Internal linking strategy

What this page covers
Internal linking strategy is the planning layer that connects related pages so visitors, Google, and AI-powered search systems can understand how a site is organized.
This hub focuses on structure, semantic overlap, cannibalization risk, content gaps, and the practical steps needed to turn research into a clear internal link model.
Use it to choose the right workflow for orphan pages, hub-and-leaf rules, programmatic SEO, large websites, growth pages, crawl depth, routing, audits, and link mapping.
What to choose
- Choose orphan page guidance if important pages exist but are not clearly connected from the rest of the site.
- Choose hub-and-leaf or mapping guidance if you need a clearer relationship between broad topic pages and their supporting pages.

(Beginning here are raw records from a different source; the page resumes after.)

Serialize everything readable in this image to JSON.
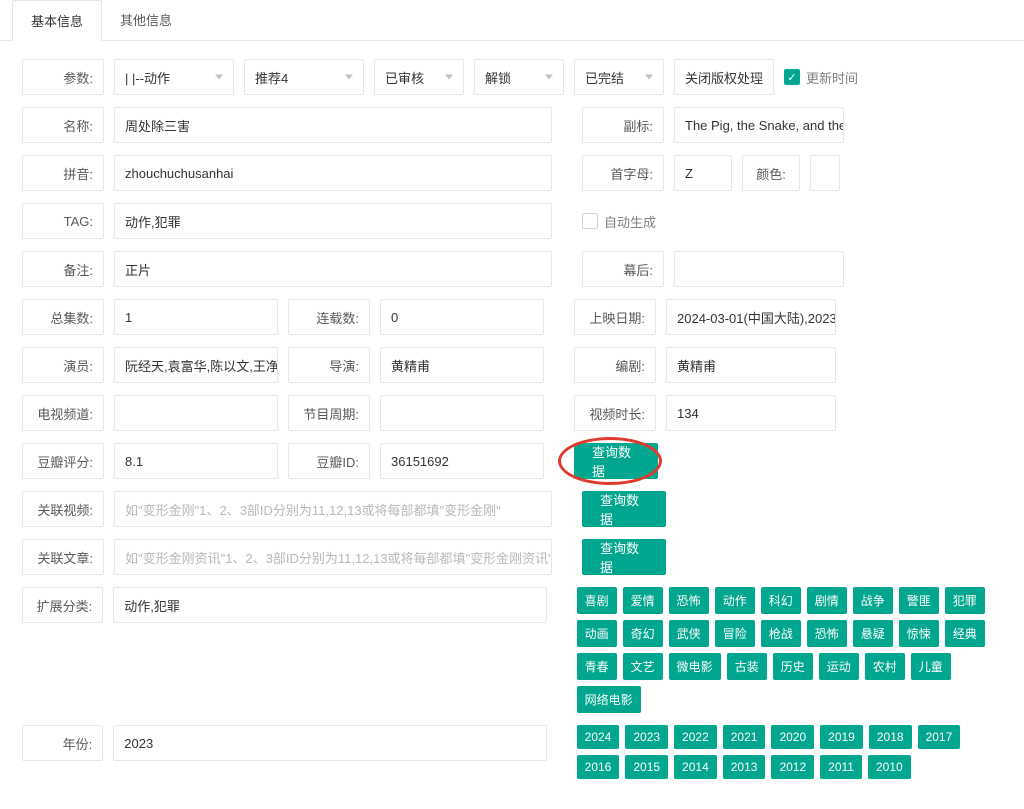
{
  "tabs": {
    "basic": "基本信息",
    "other": "其他信息"
  },
  "row_param": {
    "label": "参数:",
    "select_category": "|  |--动作",
    "select_recommend": "推荐4",
    "select_review": "已审核",
    "select_lock": "解锁",
    "select_status": "已完结",
    "select_copyright": "关闭版权处理",
    "checkbox_update": "更新时间"
  },
  "name": {
    "label": "名称:",
    "value": "周处除三害",
    "sub_label": "副标:",
    "sub_value": "The Pig, the Snake, and the"
  },
  "pinyin": {
    "label": "拼音:",
    "value": "zhouchuchusanhai",
    "initial_label": "首字母:",
    "initial_value": "Z",
    "color_label": "颜色:"
  },
  "tag": {
    "label": "TAG:",
    "value": "动作,犯罪",
    "auto": "自动生成"
  },
  "note": {
    "label": "备注:",
    "value": "正片",
    "behind_label": "幕后:"
  },
  "episodes": {
    "total_label": "总集数:",
    "total_value": "1",
    "serial_label": "连载数:",
    "serial_value": "0",
    "release_label": "上映日期:",
    "release_value": "2024-03-01(中国大陆),2023"
  },
  "people": {
    "actor_label": "演员:",
    "actor_value": "阮经天,袁富华,陈以文,王净,谢",
    "director_label": "导演:",
    "director_value": "黄精甫",
    "writer_label": "编剧:",
    "writer_value": "黄精甫"
  },
  "schedule": {
    "tv_label": "电视频道:",
    "cycle_label": "节目周期:",
    "duration_label": "视频时长:",
    "duration_value": "134"
  },
  "douban": {
    "score_label": "豆瓣评分:",
    "score_value": "8.1",
    "id_label": "豆瓣ID:",
    "id_value": "36151692",
    "query": "查询数据"
  },
  "rel_video": {
    "label": "关联视频:",
    "placeholder": "如\"变形金刚\"1、2、3部ID分别为11,12,13或将每部都填\"变形金刚\"",
    "btn": "查询数据"
  },
  "rel_article": {
    "label": "关联文章:",
    "placeholder": "如\"变形金刚资讯\"1、2、3部ID分别为11,12,13或将每部都填\"变形金刚资讯\"",
    "btn": "查询数据"
  },
  "ext": {
    "label": "扩展分类:",
    "value": "动作,犯罪"
  },
  "year": {
    "label": "年份:",
    "value": "2023"
  },
  "genres": [
    "喜剧",
    "爱情",
    "恐怖",
    "动作",
    "科幻",
    "剧情",
    "战争",
    "警匪",
    "犯罪",
    "动画",
    "奇幻",
    "武侠",
    "冒险",
    "枪战",
    "恐怖",
    "悬疑",
    "惊悚",
    "经典",
    "青春",
    "文艺",
    "微电影",
    "古装",
    "历史",
    "运动",
    "农村",
    "儿童",
    "网络电影"
  ],
  "years": [
    "2024",
    "2023",
    "2022",
    "2021",
    "2020",
    "2019",
    "2018",
    "2017",
    "2016",
    "2015",
    "2014",
    "2013",
    "2012",
    "2011",
    "2010"
  ],
  "colors": {
    "accent": "#00a78e",
    "circle": "#e03a2f"
  }
}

- Choose audit, crawl depth, or large-site planning if the challenge is scale, internal competition, semantic overlap, or implementation order.
Where to go next
The pages below break internal linking strategy into focused workflows, including orphan page fixes, hub-and-leaf structures, programmatic SEO plans, and large-site approaches.
Each page supports a narrower decision, from building link maps and routing new pages to reviewing architecture, reducing crawl depth, and checking for overlap or gaps.
What matters
- A useful internal linking plan should identify semantic overlap, cannibalization risk, and missing paths before adding more links across the site.
- Strategy work is strongest when research is turned into a practical implementation model instead of being left as disconnected findings.
- Competitor-informed planning can help, but internal link decisions still need to fit the site’s own structure, page roles, and growth priorities.